The Government's long-anticipated announcement on the future of Wellington's transport leaves a sting in the wallet of commuters.
Let's Get Wellington Moving has been three years in the making, trying to reach consensus on how to unlock Wellington's potential and let people and freight move more easily around our great city.
This has long been a sore point, with no major investment since the Thorndon motorway in the 1970s.
The Wellington Chamber of Commerce, on behalf of its members and the business community, has strongly supported a long-term transport plan for Wellington including road, public transport and cycling. We also recognised the need for some local contribution, on top of the $300 million we already pay in fuel taxes every year.
The vision is for four lanes from Transmission Gully to the airport, together with public transport improvements to make getting around easier. People should have a real choice between getting in their car, riding the train, cycling safely, or running in to work.
Today's transport package is a good list of improvements: a duplicate Mt Victoria tunnel, four lanes to the airport through Hataitai, and a new public transport system servicing the southern and eastern suburbs.
But it comes with a catch. Locals have to pay an additional 40 per cent, or $2.5 billion, and we have to wait 30 years for it to be completed.
The reason for this is the Government slashed the state highway construction budget last year, and is now asking local ratepayers and businesses to make up almost half the shortfall here.
Auckland has recently benefited from the Victoria Park tunnel and Waterview tunnel, both essential state highway connections fully paid for from excise taxes. But our tunnels will only proceed if locals chip even in more money – essentially Wellingtonians have to pay twice.
In fact, the announcement from Phil Twyford yesterday essentially turns Wellington's state highways into local roads, requiring ratepayer contributions on top of the tax motorists already pay at the pump. Twyford calls this an "innovative mix" of funding, but no other region is treated this way.
There's no doubt that Wellington is missing out to Auckland.
Councils nationwide have long complained about central government cost-shifting responsibilities on to them. Their lobby group, Local Government New Zealand, regularly raises concerns and a Productivity Commission inquiry is currently under way into the problem. Now we have another example, and I look forward to local politicians advocating fiercely on behalf of their constituents.
Wellington's economy desperately needs infrastructure investment to unclog our roads and let freight and commuters move more freely around our city. New projects are required now to cope with the economic and population pressures already here.
Stringing construction out over 30 years means ongoing congestion and never getting ahead of population growth. The solutions required today will not be enough to cope once finally in place in 2050.
Yesterday's announcement also raises questions which require answers before Wellingtonians can have confidence this plan will actually succeed.
The origin of Let's Get Wellington Moving was the controversy over the previous proposal for a Basin Reserve flyover, and the planning gridlock which resulted.
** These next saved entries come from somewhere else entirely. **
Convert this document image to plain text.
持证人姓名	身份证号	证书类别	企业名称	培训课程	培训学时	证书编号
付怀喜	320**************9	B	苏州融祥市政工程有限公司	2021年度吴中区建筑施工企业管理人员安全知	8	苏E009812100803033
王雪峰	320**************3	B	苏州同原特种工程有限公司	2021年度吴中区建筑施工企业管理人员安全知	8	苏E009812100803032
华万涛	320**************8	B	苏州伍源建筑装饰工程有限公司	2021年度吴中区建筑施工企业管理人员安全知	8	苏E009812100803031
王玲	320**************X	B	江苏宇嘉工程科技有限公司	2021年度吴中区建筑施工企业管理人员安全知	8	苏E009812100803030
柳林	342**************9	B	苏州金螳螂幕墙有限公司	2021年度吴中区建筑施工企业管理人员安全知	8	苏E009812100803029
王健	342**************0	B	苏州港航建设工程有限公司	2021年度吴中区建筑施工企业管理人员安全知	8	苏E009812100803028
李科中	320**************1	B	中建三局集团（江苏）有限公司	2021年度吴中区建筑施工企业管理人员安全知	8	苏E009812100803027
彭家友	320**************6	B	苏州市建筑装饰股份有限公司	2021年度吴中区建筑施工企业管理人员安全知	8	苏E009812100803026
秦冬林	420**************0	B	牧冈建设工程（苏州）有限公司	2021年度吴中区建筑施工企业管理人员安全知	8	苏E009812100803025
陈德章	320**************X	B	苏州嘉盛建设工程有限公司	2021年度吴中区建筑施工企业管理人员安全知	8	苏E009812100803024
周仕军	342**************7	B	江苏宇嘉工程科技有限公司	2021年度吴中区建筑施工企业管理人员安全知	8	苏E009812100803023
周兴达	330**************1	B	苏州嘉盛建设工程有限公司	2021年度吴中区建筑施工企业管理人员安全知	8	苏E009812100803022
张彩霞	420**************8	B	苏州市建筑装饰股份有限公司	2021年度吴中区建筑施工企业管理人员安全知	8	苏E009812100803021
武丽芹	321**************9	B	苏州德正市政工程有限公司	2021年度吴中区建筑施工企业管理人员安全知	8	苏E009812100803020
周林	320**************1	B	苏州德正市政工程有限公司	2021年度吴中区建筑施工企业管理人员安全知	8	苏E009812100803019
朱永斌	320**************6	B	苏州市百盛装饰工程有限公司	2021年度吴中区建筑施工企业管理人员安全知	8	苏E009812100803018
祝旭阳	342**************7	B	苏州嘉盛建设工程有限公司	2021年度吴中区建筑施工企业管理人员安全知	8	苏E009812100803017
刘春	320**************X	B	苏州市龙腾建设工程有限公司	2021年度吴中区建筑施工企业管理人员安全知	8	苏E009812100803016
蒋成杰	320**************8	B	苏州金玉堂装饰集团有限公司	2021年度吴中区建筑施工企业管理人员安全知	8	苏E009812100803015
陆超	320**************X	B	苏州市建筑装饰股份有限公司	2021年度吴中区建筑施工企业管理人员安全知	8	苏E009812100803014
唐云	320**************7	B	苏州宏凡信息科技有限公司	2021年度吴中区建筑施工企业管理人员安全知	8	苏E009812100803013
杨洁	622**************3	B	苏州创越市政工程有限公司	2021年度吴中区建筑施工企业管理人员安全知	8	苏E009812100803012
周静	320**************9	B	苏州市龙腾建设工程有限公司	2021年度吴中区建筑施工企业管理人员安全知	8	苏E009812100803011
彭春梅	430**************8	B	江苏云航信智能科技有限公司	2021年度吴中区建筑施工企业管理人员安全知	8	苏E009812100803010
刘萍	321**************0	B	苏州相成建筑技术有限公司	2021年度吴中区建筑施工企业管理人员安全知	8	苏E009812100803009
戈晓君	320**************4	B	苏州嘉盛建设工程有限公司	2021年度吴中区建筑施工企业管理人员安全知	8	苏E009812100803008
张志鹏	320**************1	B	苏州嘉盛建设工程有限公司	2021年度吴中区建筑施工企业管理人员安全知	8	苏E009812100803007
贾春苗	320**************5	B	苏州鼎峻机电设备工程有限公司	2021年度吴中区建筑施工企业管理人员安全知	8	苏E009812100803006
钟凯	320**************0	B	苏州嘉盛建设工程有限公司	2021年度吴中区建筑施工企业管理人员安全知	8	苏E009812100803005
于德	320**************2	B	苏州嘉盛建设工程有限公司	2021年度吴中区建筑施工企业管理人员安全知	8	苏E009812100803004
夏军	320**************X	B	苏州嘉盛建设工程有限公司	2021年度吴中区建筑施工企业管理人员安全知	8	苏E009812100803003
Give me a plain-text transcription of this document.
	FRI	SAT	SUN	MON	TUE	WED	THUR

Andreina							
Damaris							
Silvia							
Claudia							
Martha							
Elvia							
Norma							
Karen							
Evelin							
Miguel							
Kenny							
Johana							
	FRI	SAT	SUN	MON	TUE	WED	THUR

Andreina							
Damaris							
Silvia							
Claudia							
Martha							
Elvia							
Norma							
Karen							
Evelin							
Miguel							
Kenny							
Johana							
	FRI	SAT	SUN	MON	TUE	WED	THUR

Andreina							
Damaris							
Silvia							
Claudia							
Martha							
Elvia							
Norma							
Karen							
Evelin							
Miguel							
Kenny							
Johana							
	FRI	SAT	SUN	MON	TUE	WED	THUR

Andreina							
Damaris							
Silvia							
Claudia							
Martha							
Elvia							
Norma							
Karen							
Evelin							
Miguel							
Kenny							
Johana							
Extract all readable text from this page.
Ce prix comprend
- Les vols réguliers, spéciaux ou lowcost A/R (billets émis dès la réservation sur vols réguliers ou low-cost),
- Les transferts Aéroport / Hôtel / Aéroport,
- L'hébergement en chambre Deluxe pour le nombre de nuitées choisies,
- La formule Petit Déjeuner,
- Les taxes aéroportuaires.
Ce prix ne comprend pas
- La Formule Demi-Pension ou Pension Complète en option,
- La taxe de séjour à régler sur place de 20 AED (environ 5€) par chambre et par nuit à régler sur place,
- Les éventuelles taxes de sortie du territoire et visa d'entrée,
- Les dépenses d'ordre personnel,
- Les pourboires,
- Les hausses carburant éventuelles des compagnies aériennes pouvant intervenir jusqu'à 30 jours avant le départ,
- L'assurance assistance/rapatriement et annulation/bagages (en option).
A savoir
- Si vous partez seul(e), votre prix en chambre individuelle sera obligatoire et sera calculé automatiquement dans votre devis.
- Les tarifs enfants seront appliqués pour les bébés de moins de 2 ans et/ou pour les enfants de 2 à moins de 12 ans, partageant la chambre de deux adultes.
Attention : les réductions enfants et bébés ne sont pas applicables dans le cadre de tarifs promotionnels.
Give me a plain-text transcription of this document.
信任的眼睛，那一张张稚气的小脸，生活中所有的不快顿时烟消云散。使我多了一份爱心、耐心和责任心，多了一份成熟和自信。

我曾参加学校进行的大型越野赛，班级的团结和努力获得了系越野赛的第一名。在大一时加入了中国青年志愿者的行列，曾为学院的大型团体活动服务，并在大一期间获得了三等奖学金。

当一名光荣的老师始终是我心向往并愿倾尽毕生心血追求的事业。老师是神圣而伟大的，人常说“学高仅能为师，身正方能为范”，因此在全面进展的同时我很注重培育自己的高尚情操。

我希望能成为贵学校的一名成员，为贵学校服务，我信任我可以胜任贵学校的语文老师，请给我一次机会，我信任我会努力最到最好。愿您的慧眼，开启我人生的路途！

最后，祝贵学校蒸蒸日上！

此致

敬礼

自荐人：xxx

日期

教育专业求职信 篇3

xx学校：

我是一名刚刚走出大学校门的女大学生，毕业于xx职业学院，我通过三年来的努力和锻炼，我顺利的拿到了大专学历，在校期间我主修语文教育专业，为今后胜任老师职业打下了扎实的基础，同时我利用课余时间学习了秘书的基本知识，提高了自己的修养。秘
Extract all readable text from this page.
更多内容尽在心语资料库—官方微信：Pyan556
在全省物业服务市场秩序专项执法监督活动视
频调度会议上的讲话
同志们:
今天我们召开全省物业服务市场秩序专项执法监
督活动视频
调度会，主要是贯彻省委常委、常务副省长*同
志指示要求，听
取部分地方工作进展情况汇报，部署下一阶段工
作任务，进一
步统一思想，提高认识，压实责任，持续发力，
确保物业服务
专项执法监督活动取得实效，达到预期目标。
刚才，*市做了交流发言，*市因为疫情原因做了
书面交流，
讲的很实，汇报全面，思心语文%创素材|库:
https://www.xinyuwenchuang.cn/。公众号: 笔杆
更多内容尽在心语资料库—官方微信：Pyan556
Yet, among all the glossy detail released yesterday, there is no confirmation of how north-south traffic will be separated from east-west traffic at the Basin. Will it be a tunnel, a bridge, or something else?
The form of the second Mt Victoria tunnel appears to prioritise buses, walking and cycling. Will cars actually be able to use it and the additional lanes on Ruahine St?
Wellington Mayor Justin Lester and Greater Wellington chairman Chris Laidlaw support the package. But they do not represent all councillors around the table. And with local body elections this October, just how certain is the required funding from local government? Especially with one hand tied behind our back following the veto of a Wellington regional fuel tax.
Even central government funding, which should be the most secure, is reliant on the New Zealand Transport Agency board signing off on each individual project – just as it does currently. Twyford's undertaking is merely to write to the board chair, a position currently vacant.
These arrangements are further complicated by tying the two councils, NZTA and the Crown together for 30 years. A heroic effort which has the potential to let problems fall through the cracks and resort to the parochial finger pointing which landed us in this mess in the first place.
It makes you wonder what yesterday's announcement was actually about.
No agreement on local government funding from councils. No agreement on central government funding from NZTA. Just a list of projects spread out over 30 years which locals will be paying for every time they fill up, pay their rates, park in the city, or catch the bus. That's stinging.